What DSCR do banks want for a term loan? Most lenders look for a Debt Service Coverage Ratio of roughly 1.5x or better as comfort, meaning operating cash flow covers principal and interest with a margin. The exact definition and threshold vary by bank and sector, so state the version you use. If your projected DSCR is thin, fix it before outreach by adjusting tenor, building a moratorium, or right-sizing the ask.
What documents are needed for a term loan? The core pack is the CMA report (two audited prior years, current provisional, and projections), the project report or quotation for the asset being financed, KYC and constitution documents, GST returns and bank statements, and details of existing borrowings and security. For project finance, lenders also want a detailed repayment schedule and end-use justification.
Is a term loan interest rate repo-linked in India? Not automatically for corporates. The External Benchmark (repo-linked) rate is mandatory only for retail and MSE/MSME floating-rate loans since 1 October 2019; most corporate term loans are priced off MCLR. With the repo at 5.25% and SBI’s MCLR indicatively 7.9–8.85% (June 2026), the benchmark you are priced on materially affects your cost.

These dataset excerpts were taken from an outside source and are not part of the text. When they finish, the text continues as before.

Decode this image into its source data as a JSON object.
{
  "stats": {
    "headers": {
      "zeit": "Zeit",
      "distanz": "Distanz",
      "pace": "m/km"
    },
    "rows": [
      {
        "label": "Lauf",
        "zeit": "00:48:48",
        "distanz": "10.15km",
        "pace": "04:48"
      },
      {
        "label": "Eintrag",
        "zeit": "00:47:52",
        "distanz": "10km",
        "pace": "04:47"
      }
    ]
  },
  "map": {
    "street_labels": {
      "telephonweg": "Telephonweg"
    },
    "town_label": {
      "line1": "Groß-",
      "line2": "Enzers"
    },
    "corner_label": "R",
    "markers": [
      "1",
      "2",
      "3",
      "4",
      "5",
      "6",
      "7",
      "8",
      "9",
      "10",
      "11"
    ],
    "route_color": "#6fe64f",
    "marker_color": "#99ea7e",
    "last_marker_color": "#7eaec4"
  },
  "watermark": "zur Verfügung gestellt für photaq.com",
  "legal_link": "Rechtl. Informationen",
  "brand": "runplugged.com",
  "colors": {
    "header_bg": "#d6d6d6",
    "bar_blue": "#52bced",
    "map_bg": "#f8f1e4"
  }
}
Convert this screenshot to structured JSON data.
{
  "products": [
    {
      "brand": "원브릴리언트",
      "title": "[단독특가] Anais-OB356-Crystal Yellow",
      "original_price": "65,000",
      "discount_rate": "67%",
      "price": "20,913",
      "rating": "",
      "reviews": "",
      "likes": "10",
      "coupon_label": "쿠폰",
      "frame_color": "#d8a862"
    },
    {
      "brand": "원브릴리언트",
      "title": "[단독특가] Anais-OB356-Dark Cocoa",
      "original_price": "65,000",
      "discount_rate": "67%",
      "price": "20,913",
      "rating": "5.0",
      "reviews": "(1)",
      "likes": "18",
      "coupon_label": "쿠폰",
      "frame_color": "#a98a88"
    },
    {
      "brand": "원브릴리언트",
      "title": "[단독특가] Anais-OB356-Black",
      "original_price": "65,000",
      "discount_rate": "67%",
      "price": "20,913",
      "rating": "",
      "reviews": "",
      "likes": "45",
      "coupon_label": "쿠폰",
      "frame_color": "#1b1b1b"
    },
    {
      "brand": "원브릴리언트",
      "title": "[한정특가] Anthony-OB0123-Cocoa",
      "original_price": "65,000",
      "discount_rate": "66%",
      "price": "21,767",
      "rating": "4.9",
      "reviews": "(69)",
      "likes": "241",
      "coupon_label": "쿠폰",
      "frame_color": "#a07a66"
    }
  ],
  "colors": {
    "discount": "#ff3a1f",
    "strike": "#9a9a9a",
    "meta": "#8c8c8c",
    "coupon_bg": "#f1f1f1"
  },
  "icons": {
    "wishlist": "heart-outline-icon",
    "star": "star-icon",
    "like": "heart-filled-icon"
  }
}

Can I negotiate the terms of a sanction letter? Yes. Once the credit committee approves in principle, the rate and spread, processing fees, repayment schedule, moratorium, covenants, security package and conditions precedent are all negotiable. Having competing term sheets from two or three right-fit lenders is what gives you real leverage on price and covenant tightness.
How much promoter contribution is needed for a term loan? For project and capex term loans, lenders typically expect the promoter to bring 20–25% of project cost as margin, though the exact figure is case-specific and depends on sector, collateral and risk profile. Genuine promoter contribution is one of the 5 Cs (Capital) the credit committee tests closely.